Things change, however, when you fill in a form or otherwise send personal data across the internet. For this, the “http” method of data transfer is not secure, and so an encrypted version was developed, called “https”. Changing from one to the other is all seamless to web users, so you may never have even known or thought about this before. But if you ever see a web page starting with “https”, you’ll know that any data you send is “secure”.
Google, however, has joined a growing call for all web browsing and data transfer to be secured in this way. If you’re interested, there’s a whole presentation about it here. Proponents say that if the whole web worked on “https”, you could be sure that you’re communicating with who you think you are, that the data has not been tampered with, and that the “conversation” has been thoroughly encrypted anyway. Sites like gov.uk appear to be https by default already, and Google would like to encourage the whole web to be this way. The reason is not so much that it’s dangerous for someone to find out how one visitor has interacted with one website, but the consequences of huge amounts of eavesdropped data being collected, and the pictures that might paint.
So, realising that everyone needs a nudge, Google has dropped a bombshell with this statement: “Over the past few months we’ve been running tests taking into account whether sites use secure, encrypted connections as a signal in our search ranking algorithms. We’ve seen positive results, so we’re starting to use https as a ranking signal.”
Let’s just think about that. They’ve realised (and it’s hardly surprising) that secure sites are likely to be the type of “good” sites which should rank more highly in searches. And that’s exactly why they’re going take that into account. “For now it’s only a very lightweight signal”, they say, but you can rest assured that it’ll become more significant in the future. Change to https and – even if it’s only slowly at first – your site will start to rank more highly in the Google search results.
So the question we should all be asking is: “Should I make my website https?”, followed closely by “…and how do I do that?” This is where it’s advantageous to have a good in-house IT department, or to work with independent web developers/hosts. There is a cost involved outside of their time, but it’s not major. If you’ve got someone to turn to, I would get their opinion on converting your site to https today.

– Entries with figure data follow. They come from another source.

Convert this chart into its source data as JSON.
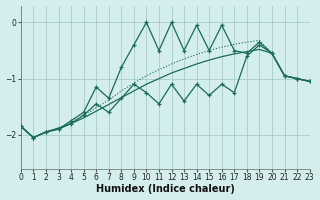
{
  "xlabel": "Humidex (Indice chaleur)",
  "bg_color": "#d4eded",
  "grid_color": "#a8cccc",
  "line_color": "#1a6b5a",
  "xlim": [
    0,
    23
  ],
  "ylim": [
    -2.6,
    0.3
  ],
  "yticks": [
    0,
    -1,
    -2
  ],
  "xticks": [
    0,
    1,
    2,
    3,
    4,
    5,
    6,
    7,
    8,
    9,
    10,
    11,
    12,
    13,
    14,
    15,
    16,
    17,
    18,
    19,
    20,
    21,
    22,
    23
  ],
  "x": [
    0,
    1,
    2,
    3,
    4,
    5,
    6,
    7,
    8,
    9,
    10,
    11,
    12,
    13,
    14,
    15,
    16,
    17,
    18,
    19,
    20,
    21,
    22,
    23
  ],
  "line_high_zigzag": [
    -1.85,
    -2.05,
    -1.95,
    -1.9,
    -1.75,
    -1.6,
    -1.15,
    -1.35,
    -0.8,
    -0.4,
    0.0,
    -0.5,
    0.0,
    -0.5,
    -0.05,
    -0.5,
    -0.05,
    -0.5,
    -0.55,
    -0.35,
    -0.55,
    -0.95,
    -1.0,
    -1.05
  ],
  "line_low_zigzag": [
    -1.85,
    -2.05,
    -1.95,
    -1.9,
    -1.8,
    -1.65,
    -1.45,
    -1.6,
    -1.35,
    -1.1,
    -1.25,
    -1.45,
    -1.1,
    -1.4,
    -1.1,
    -1.3,
    -1.1,
    -1.25,
    -0.6,
    -0.4,
    -0.55,
    -0.95,
    -1.0,
    -1.05
  ],
  "line_dotted": [
    -1.85,
    -2.05,
    -1.95,
    -1.88,
    -1.78,
    -1.66,
    -1.52,
    -1.38,
    -1.22,
    -1.08,
    -0.95,
    -0.84,
    -0.74,
    -0.65,
    -0.57,
    -0.5,
    -0.44,
    -0.39,
    -0.35,
    -0.32,
    -0.55,
    -0.95,
    -1.0,
    -1.05
  ],
  "line_solid": [
    -1.85,
    -2.05,
    -1.95,
    -1.88,
    -1.8,
    -1.7,
    -1.58,
    -1.46,
    -1.34,
    -1.22,
    -1.1,
    -1.0,
    -0.9,
    -0.82,
    -0.74,
    -0.67,
    -0.61,
    -0.56,
    -0.52,
    -0.48,
    -0.55,
    -0.95,
    -1.0,
    -1.05
  ]
}
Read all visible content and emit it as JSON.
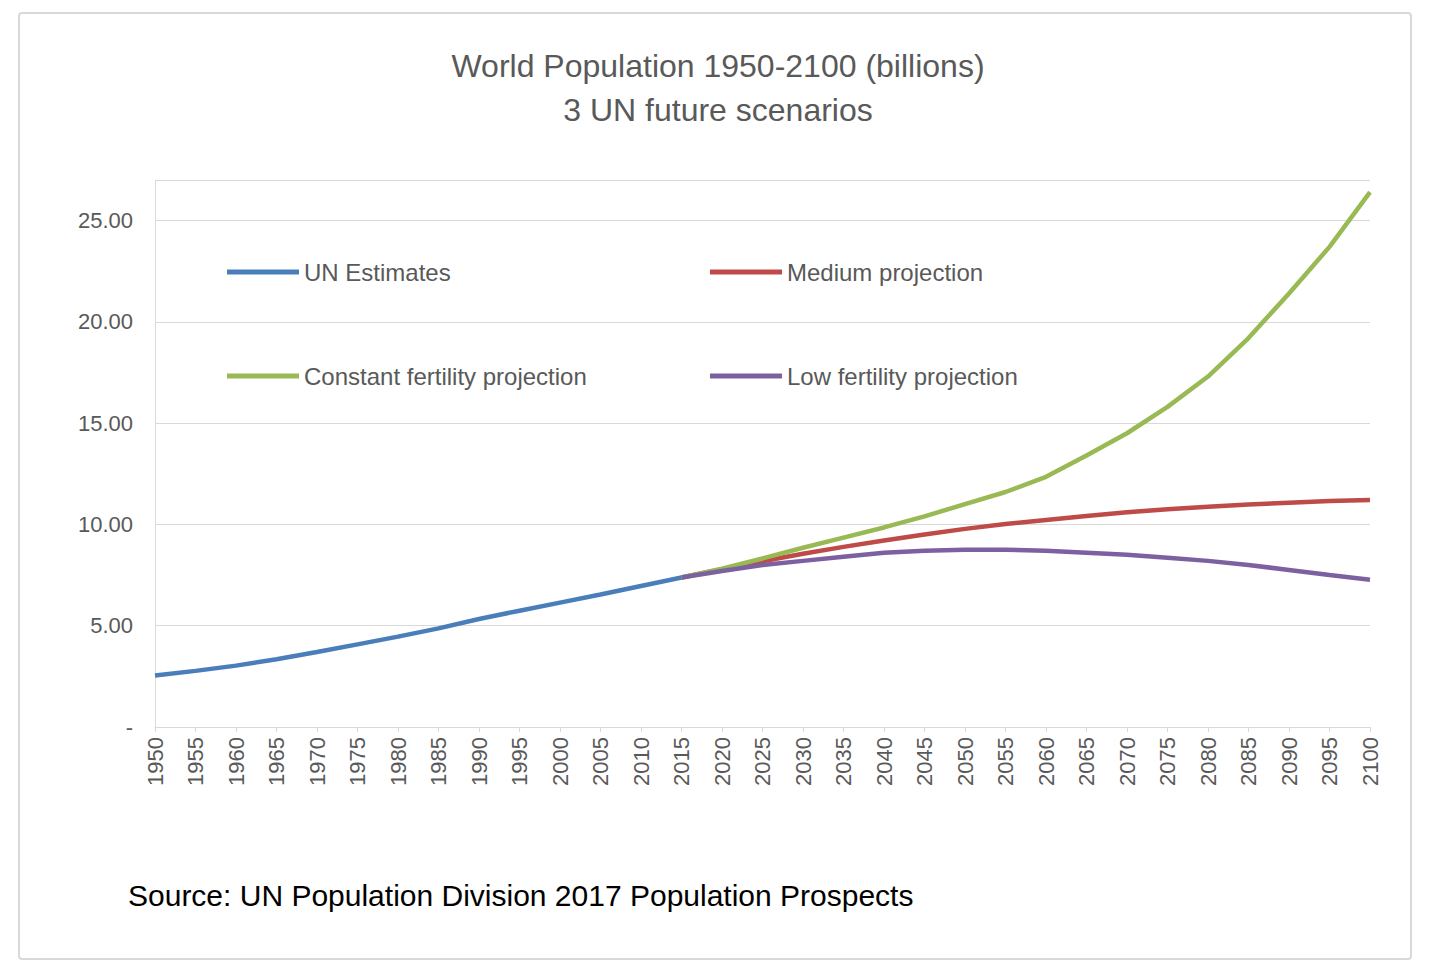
{
  "chart_data": {
    "type": "line",
    "title": "World Population 1950-2100 (billions)",
    "subtitle": "3 UN future scenarios",
    "annotations": [
      "Source: UN Population Division 2017 Population Prospects"
    ],
    "categories": [
      "1950",
      "1955",
      "1960",
      "1965",
      "1970",
      "1975",
      "1980",
      "1985",
      "1990",
      "1995",
      "2000",
      "2005",
      "2010",
      "2015",
      "2020",
      "2025",
      "2030",
      "2035",
      "2040",
      "2045",
      "2050",
      "2055",
      "2060",
      "2065",
      "2070",
      "2075",
      "2080",
      "2085",
      "2090",
      "2095",
      "2100"
    ],
    "series": [
      {
        "name": "UN Estimates",
        "color": "#4a7ebb",
        "values": [
          2.54,
          2.77,
          3.03,
          3.34,
          3.7,
          4.08,
          4.46,
          4.87,
          5.33,
          5.74,
          6.14,
          6.54,
          6.96,
          7.38,
          null,
          null,
          null,
          null,
          null,
          null,
          null,
          null,
          null,
          null,
          null,
          null,
          null,
          null,
          null,
          null,
          null
        ]
      },
      {
        "name": "Medium projection",
        "color": "#be4b48",
        "values": [
          null,
          null,
          null,
          null,
          null,
          null,
          null,
          null,
          null,
          null,
          null,
          null,
          null,
          7.38,
          7.79,
          8.18,
          8.55,
          8.89,
          9.21,
          9.5,
          9.78,
          10.02,
          10.22,
          10.42,
          10.6,
          10.75,
          10.87,
          10.98,
          11.07,
          11.15,
          11.2
        ]
      },
      {
        "name": "Constant fertility projection",
        "color": "#98b954",
        "values": [
          null,
          null,
          null,
          null,
          null,
          null,
          null,
          null,
          null,
          null,
          null,
          null,
          null,
          7.38,
          7.82,
          8.32,
          8.85,
          9.35,
          9.85,
          10.4,
          11.0,
          11.6,
          12.35,
          13.4,
          14.5,
          15.8,
          17.3,
          19.2,
          21.4,
          23.7,
          26.4
        ]
      },
      {
        "name": "Low fertility projection",
        "color": "#7d60a0",
        "values": [
          null,
          null,
          null,
          null,
          null,
          null,
          null,
          null,
          null,
          null,
          null,
          null,
          null,
          7.38,
          7.7,
          8.0,
          8.2,
          8.4,
          8.6,
          8.7,
          8.75,
          8.75,
          8.7,
          8.6,
          8.5,
          8.35,
          8.2,
          8.0,
          7.75,
          7.5,
          7.27
        ]
      }
    ],
    "ylim": [
      0,
      27
    ],
    "yticks": [
      {
        "value": 0,
        "label": "-"
      },
      {
        "value": 5,
        "label": "5.00"
      },
      {
        "value": 10,
        "label": "10.00"
      },
      {
        "value": 15,
        "label": "15.00"
      },
      {
        "value": 20,
        "label": "20.00"
      },
      {
        "value": 25,
        "label": "25.00"
      }
    ],
    "grid": true,
    "legend": "upper left"
  }
}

For the rest of us who just use off-the-shelf hosting with “problem only” support, things are a lot more difficult. Unless you know a good website back-end developer who’s not already snowed under with work, you might have to wait until this becomes a standard offering from web hosts and you have a proper website rebuild. That could be a long time. But if you are planning a website rebuild any time soon, I’d advise you to make sure that a change to https is in the specification unless there’s a very good reason not to do so.